Hayır, bu olamaz. O da hepimiz gibi bir insan. Bütün bunlara salt zihinsel gücüyle dayanıyor olabilir mi? Bizim için endişelendiği için ne kadar zor olduğunu göstermemeye çalıştığı açık.
Suho'nun sanat galerisinde bayılana kadar insanları kurtaran genç kahraman olduğunu hatırladılar. Şimdi onun yardımını alan onlardı.
E-sınıfı avcılarla aynı oyun alanında mı? Sadece bir çağırıcı olduğundan bahsetmiyorum bile.
Düşünebildikleri tek açıklama, rütbesi veya yetenekleri ne olursa olsun, onun olağanüstü zihinsel gücü ve kararlılığıydı. Ancak gerçekte bunların hepsi seviye atlaması sayesinde olmuştu.
"Genç Hükümdar, kapıyı görüyorum." Beru mağaranın sonunda, uzaktaki ışığı işaret etti.
"Kurtulduk...!" Yüzleri gerginlik ve korkuyla dolu olan madenciler nihayet aydınlandı.
Suho onların heyecanla dışarı fırlayışını izlerken terini sildi.
"Sen de gelmiyor musun?" İçlerinden biri arkasını döndü ve Suho'ya seslendi.
"Sonunda. Etrafta dolaşıp hayatta kalan var mı diye bakacağım. Onları da yanımda getireceğim."
"Emin misin? Sen de yorulmuş olmalısın..."
"Şimdilik idare edebilirim." Gerçekte Suho'nun durumu çok iyiydi ama görünüşü kurtarmak için mücadele ediyormuş gibi davranmak zorundaydı. Arkasından Beru'nun sessiz bakışlarını hissetti ama fark etmemiş gibi yaptı.
***
Zindanda kalan Suho, Dişlerin Hükümdarı'nın kılıcıyla konuşmaya başladı. "Beni olduğun yere geri götür." Kılıç sessizdi. Suho tepki vermeyen kılıcı güvendiği karınca canavarına teslim ediyormuş gibi yaptı. "Beru, bunu sadece yutmak mı istiyorsun?"
"Yum."
"Bekle," Kılıç aceleyle cevap verdi. Beru'nun zindanın etrafındaki mana kristallerini nasıl yuttuğunu görmüştü. "Neden benim olduğum yere geri dönmeye çalışıyorsun?"
"Hala hayatta olabilecek herkesi kurtarmaya gidiyorum."
"Hepsini öldürdüm... Hayır, bekle, hala hayata tutunacak kadar şanslı biri olabilir." Genç Hükümdar kılıcı Beru'ya geri verdi ve sözleri hemen değişti. "Sola git."
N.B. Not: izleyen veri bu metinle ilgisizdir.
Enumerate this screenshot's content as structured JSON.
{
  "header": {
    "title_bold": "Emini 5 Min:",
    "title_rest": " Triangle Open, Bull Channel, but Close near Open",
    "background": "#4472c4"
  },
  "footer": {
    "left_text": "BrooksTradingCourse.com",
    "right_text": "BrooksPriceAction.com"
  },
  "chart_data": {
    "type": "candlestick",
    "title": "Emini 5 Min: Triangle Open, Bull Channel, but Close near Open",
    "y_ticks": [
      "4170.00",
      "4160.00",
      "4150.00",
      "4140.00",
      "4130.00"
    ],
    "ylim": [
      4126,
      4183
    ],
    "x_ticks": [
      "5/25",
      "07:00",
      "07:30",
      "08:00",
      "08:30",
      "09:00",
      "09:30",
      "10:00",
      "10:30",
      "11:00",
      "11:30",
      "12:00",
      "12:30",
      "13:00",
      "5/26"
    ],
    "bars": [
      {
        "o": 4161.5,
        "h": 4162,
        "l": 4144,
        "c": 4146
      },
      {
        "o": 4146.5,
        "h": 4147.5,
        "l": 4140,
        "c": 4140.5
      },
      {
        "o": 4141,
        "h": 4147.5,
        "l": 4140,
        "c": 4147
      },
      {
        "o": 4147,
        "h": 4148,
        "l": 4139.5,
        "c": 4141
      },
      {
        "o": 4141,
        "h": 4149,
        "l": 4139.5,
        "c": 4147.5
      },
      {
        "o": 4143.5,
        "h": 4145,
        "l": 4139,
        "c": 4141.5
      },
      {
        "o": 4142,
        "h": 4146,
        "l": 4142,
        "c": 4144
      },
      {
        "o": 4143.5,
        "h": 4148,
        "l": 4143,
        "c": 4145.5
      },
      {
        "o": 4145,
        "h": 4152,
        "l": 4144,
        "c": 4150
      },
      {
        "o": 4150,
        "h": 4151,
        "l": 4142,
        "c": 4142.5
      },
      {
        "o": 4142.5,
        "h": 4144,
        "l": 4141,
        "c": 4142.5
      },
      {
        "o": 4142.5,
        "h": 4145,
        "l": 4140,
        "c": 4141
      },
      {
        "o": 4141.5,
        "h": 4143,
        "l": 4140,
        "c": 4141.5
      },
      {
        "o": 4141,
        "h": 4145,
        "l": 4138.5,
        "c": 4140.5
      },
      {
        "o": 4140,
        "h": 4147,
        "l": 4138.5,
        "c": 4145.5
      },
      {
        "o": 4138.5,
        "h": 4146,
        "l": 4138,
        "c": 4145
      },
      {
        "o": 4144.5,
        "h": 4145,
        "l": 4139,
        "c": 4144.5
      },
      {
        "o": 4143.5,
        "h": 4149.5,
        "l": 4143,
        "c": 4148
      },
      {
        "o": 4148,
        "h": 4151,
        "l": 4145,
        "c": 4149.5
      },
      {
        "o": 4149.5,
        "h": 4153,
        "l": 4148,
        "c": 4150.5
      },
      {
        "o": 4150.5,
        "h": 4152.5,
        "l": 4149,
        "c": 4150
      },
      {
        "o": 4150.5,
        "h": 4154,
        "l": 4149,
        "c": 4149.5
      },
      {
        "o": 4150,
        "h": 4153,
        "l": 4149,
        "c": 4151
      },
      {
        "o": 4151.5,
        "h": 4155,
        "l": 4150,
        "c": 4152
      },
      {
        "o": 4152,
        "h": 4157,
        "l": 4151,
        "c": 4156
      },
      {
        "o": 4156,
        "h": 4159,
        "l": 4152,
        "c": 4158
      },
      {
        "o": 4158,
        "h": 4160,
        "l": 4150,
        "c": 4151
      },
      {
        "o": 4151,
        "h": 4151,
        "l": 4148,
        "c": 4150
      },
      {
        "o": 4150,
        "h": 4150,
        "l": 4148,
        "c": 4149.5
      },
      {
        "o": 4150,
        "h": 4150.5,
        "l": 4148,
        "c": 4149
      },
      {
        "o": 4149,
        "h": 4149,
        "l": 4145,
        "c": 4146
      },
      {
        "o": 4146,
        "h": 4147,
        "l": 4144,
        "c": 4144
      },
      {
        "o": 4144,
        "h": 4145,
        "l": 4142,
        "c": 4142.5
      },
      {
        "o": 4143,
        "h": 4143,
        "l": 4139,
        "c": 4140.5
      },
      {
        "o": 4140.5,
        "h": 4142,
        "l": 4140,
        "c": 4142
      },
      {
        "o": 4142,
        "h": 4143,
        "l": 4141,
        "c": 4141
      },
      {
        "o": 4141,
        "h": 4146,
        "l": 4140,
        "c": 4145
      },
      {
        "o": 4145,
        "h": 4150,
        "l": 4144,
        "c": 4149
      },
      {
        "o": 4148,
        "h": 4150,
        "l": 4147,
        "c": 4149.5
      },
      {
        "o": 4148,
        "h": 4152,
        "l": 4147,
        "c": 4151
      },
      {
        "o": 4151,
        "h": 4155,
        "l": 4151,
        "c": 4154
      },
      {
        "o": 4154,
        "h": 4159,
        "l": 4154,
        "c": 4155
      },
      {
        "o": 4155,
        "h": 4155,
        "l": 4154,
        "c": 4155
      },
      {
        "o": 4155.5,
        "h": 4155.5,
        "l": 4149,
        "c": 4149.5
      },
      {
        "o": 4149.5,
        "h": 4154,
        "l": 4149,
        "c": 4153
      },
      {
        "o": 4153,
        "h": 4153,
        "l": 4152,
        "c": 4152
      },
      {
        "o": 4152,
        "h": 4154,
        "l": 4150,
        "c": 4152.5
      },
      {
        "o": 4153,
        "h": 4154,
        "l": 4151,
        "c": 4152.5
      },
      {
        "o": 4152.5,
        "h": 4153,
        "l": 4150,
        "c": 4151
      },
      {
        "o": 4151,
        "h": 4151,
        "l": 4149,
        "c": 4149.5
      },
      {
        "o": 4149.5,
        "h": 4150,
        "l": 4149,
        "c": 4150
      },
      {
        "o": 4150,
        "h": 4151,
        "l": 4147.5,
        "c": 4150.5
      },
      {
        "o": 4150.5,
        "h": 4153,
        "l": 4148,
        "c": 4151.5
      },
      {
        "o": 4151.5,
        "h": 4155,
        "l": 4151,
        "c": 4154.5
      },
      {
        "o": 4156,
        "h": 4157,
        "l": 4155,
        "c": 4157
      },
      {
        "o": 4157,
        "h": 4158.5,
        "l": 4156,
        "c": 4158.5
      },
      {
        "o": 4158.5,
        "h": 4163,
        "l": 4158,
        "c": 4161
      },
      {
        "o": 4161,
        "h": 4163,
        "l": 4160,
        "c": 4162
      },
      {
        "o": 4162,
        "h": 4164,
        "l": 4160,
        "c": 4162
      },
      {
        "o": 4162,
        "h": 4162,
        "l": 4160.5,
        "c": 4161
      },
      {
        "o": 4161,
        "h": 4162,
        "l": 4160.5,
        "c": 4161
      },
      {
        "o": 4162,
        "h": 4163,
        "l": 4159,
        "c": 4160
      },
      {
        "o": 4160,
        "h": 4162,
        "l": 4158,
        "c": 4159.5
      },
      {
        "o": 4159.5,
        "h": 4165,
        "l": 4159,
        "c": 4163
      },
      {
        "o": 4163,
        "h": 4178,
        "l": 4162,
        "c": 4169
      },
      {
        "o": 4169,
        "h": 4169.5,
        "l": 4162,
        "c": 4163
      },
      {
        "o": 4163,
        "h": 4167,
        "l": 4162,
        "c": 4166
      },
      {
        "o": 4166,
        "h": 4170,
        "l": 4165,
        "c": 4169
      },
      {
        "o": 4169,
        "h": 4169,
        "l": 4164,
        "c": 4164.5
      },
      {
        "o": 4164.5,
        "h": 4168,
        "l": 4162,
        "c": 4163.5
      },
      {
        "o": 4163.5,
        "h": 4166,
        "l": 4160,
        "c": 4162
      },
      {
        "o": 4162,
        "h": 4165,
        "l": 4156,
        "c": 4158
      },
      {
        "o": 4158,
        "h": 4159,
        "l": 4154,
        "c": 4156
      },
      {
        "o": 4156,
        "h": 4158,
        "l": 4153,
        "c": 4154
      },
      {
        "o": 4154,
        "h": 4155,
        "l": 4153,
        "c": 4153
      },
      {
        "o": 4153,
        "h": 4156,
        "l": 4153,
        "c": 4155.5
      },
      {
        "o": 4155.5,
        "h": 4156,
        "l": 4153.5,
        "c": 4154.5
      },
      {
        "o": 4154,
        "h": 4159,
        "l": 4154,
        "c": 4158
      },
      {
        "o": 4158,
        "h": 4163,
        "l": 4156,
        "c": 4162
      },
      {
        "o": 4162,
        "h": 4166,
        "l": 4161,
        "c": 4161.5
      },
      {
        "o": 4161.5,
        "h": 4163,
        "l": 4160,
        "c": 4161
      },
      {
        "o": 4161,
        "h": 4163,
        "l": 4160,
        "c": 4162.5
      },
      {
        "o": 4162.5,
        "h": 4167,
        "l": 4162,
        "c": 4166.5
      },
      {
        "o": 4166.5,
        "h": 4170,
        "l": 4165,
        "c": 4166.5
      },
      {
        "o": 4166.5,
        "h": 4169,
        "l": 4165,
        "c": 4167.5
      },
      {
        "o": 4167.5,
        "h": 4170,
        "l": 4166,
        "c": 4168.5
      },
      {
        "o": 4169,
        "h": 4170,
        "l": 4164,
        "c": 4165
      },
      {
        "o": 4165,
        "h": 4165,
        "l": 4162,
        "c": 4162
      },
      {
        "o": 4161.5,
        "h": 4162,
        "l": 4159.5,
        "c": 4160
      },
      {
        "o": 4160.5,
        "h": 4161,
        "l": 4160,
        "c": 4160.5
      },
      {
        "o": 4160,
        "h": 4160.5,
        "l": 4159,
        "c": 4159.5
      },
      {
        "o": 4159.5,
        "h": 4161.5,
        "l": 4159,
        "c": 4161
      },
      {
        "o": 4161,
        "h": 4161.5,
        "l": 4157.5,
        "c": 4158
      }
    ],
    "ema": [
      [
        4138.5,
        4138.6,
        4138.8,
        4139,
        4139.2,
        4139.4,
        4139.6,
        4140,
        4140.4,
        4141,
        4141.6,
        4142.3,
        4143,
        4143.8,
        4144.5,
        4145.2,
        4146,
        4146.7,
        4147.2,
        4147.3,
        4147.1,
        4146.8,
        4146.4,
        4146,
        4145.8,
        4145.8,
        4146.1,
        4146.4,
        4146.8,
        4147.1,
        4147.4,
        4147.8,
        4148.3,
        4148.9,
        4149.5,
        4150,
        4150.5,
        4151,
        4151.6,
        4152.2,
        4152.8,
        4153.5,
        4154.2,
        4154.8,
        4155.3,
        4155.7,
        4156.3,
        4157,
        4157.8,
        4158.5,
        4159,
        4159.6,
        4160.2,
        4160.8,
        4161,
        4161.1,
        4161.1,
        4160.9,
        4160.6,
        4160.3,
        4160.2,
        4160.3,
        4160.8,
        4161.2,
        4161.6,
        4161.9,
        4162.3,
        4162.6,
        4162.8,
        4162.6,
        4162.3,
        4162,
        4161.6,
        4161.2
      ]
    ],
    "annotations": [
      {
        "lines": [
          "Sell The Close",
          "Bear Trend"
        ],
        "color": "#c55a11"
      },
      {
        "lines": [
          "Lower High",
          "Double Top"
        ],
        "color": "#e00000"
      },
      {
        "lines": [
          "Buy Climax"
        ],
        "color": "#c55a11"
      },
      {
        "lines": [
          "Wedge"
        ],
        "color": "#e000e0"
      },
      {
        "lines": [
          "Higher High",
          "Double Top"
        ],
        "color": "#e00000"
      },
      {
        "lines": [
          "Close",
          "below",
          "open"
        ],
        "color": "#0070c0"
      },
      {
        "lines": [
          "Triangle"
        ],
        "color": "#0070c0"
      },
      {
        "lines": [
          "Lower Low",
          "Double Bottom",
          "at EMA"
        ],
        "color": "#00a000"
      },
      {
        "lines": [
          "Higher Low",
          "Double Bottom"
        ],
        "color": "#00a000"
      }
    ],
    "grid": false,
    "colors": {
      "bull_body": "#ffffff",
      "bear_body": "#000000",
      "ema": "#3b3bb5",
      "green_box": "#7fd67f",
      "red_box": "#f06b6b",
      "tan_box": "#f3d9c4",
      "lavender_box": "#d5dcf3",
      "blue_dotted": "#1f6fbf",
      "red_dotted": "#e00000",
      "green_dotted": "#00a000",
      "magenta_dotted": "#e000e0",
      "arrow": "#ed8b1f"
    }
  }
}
Kılıcın rehberliğinde Suho ileri doğru adım attı. Sihirli yaratıklar ona saldırmaya devam etti ama koruyacak kimse olmadığı için hareketleri çok daha serbest hale geldi. Bir süre sonra, Suho'nun önünde kanlar içinde ölü yatan insanların bulunduğu gizemli bir harabe belirdi. "Demek burası." Hayatta kalan olup olmadığını kontrol etti.
"Hepsi öldü."
"Evet, ben de öyle dedim... Yani başka seçeneğim yoktu. Bu sığınağı korumakla görevliyim. Ayrıca, bu kadar harika bir kılıç olmama engel olamıyorum..." Suho ve Beru'nun bakışlarını hisseden kılıç umutsuzca açıklamaya çalıştı.
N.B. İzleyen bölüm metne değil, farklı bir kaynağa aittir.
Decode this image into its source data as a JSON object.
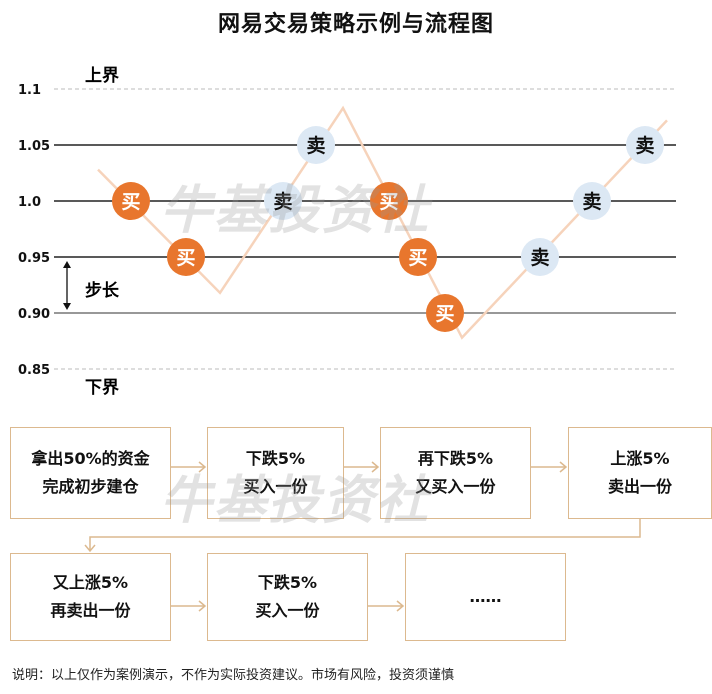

O anda Suho'nun aklına kılıçla ilgili bilgiler geldi.
--
[Öğe: Rakan'ın Dişi]
Elde Etme Zorluğu: ??
Tür: Kılıç
Saldırı Gücü: +30
Yaratıkların Kralı Rakan'ın dişinden yapılmış bir kılıç.
Rakan'ın ruhu onun içinde ikamet eder ve düşük yeterliliğe sahip biri tarafından kullanılırsa, onun fiziksel formuna bile sahip olabilir.
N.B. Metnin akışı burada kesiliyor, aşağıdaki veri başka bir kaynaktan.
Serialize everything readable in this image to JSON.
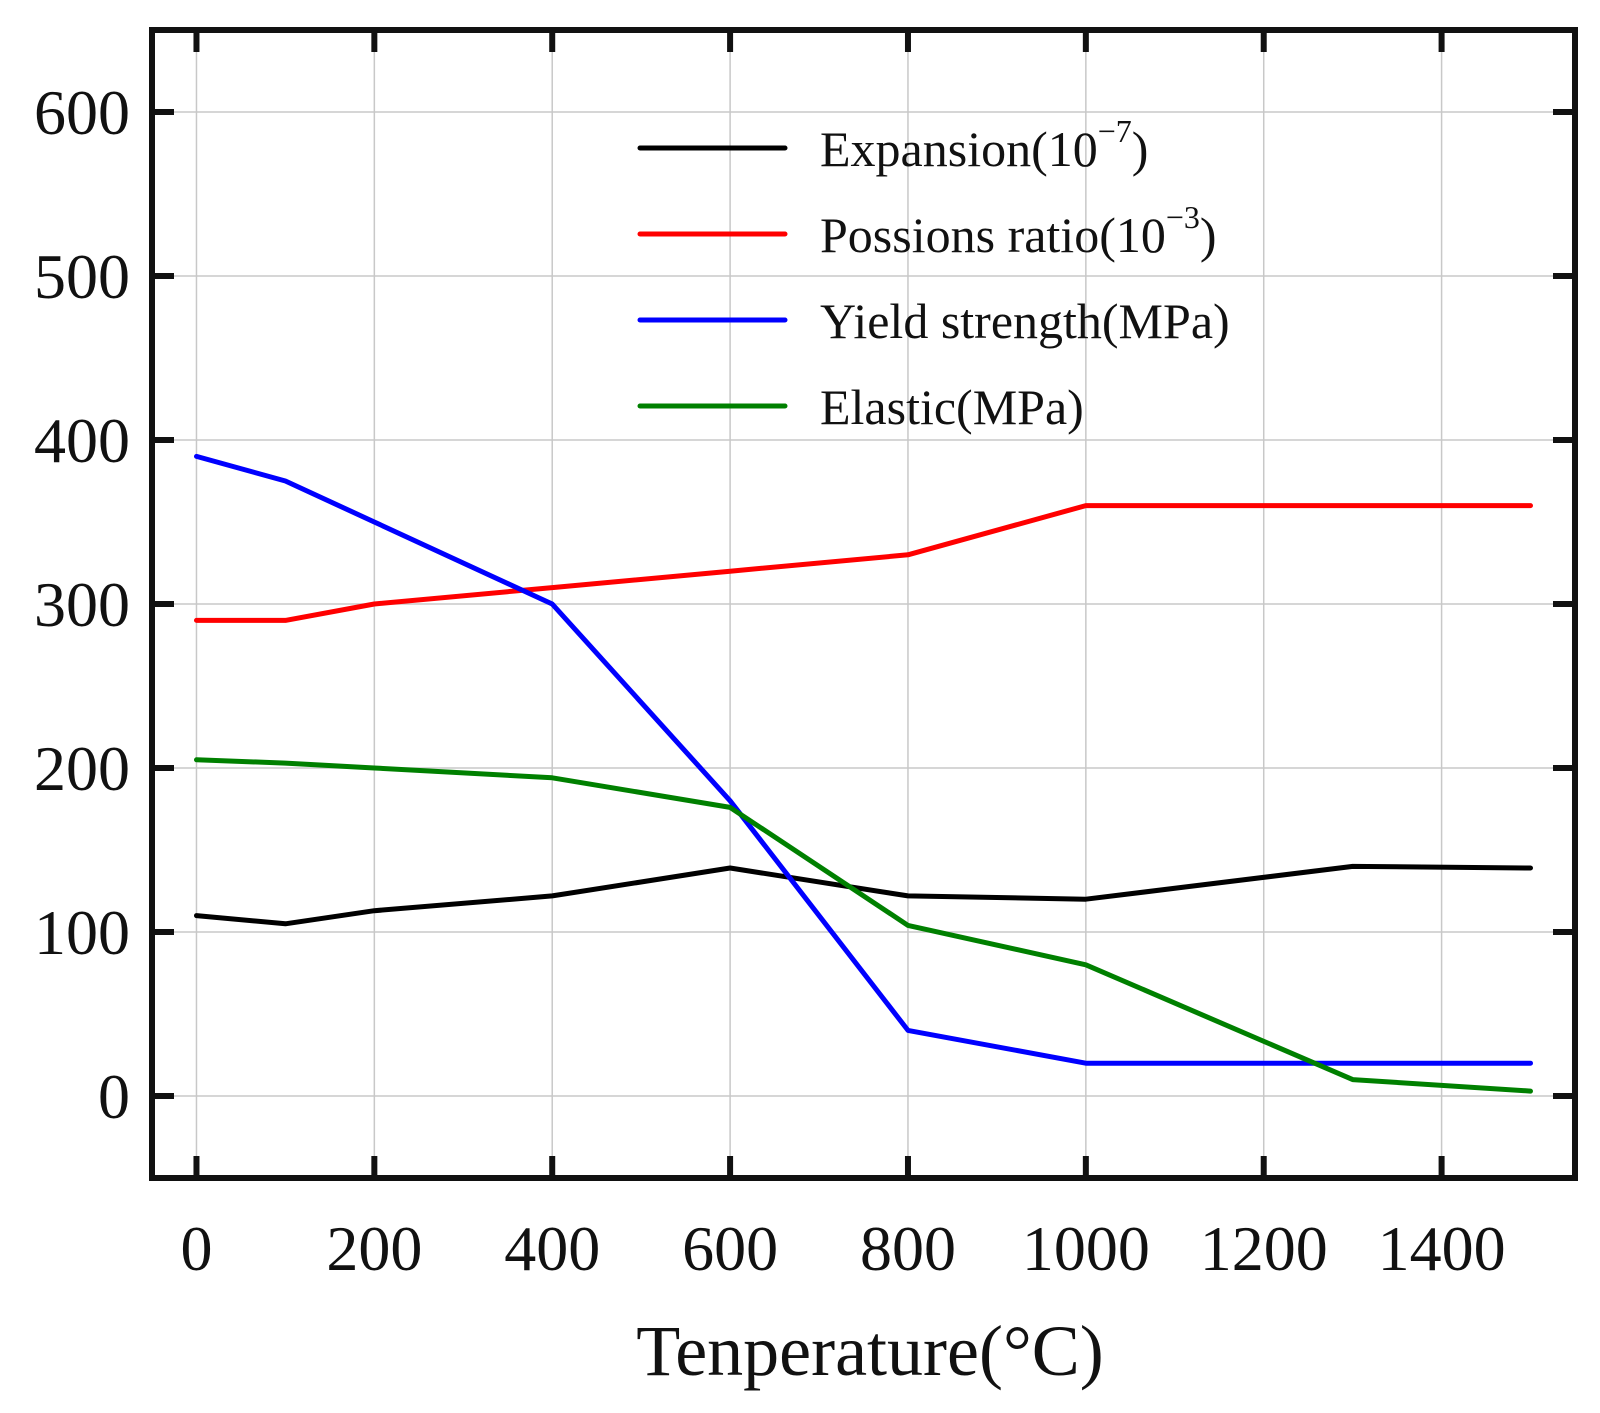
{
  "chart_data": {
    "type": "line",
    "title": "",
    "xlabel": "Tenperature(°C)",
    "ylabel": "",
    "xlim": [
      -50,
      1550
    ],
    "ylim": [
      -50,
      650
    ],
    "x_ticks": [
      0,
      200,
      400,
      600,
      800,
      1000,
      1200,
      1400
    ],
    "x_tick_labels": [
      "0",
      "200",
      "400",
      "600",
      "800",
      "1000",
      "1200",
      "1400"
    ],
    "y_ticks": [
      0,
      100,
      200,
      300,
      400,
      500,
      600
    ],
    "y_tick_labels": [
      "0",
      "100",
      "200",
      "300",
      "400",
      "500",
      "600"
    ],
    "grid": true,
    "legend_position": "top-right",
    "series": [
      {
        "name": "Expansion",
        "label_main": "Expansion(10",
        "label_sup": "−7",
        "label_end": ")",
        "color": "#000000",
        "x": [
          0,
          100,
          200,
          400,
          600,
          800,
          1000,
          1300,
          1500
        ],
        "values": [
          110,
          105,
          113,
          122,
          139,
          122,
          120,
          140,
          139
        ]
      },
      {
        "name": "Possions ratio",
        "label_main": "Possions ratio(10",
        "label_sup": "−3",
        "label_end": ")",
        "color": "#ff0000",
        "x": [
          0,
          100,
          200,
          400,
          600,
          800,
          1000,
          1300,
          1500
        ],
        "values": [
          290,
          290,
          300,
          310,
          320,
          330,
          360,
          360,
          360
        ]
      },
      {
        "name": "Yield strength",
        "label_main": "Yield strength(MPa)",
        "label_sup": "",
        "label_end": "",
        "color": "#0000ff",
        "x": [
          0,
          100,
          200,
          400,
          600,
          800,
          1000,
          1300,
          1500
        ],
        "values": [
          390,
          375,
          350,
          300,
          180,
          40,
          20,
          20,
          20
        ]
      },
      {
        "name": "Elastic",
        "label_main": "Elastic(MPa)",
        "label_sup": "",
        "label_end": "",
        "color": "#008000",
        "x": [
          0,
          100,
          200,
          400,
          600,
          800,
          1000,
          1300,
          1500
        ],
        "values": [
          205,
          203,
          200,
          194,
          176,
          104,
          80,
          10,
          3
        ]
      }
    ]
  }
}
Etki "Zayıfları Küçümseme": Belirlenen hedefin bir dakika boyunca korku halinde olmasına neden olur (tüm nitelikler -%50).
Etki "Ölümcül Darbe": İki kattan fazla hasar vermek için %15 şansa sahiptir
--
Bir goblinin taş baltasıyla karşılaştırıldığında, bu kılıcın saldırı gücü çok daha yüksekti. Buradaki avcılar muhtemelen yoldaşlarının talihsiz bir şekilde ele geçirilmesi nedeniyle paniğe kapılmış ve bu panik nedeniyle ölümle yüz yüze gelmişlerdi.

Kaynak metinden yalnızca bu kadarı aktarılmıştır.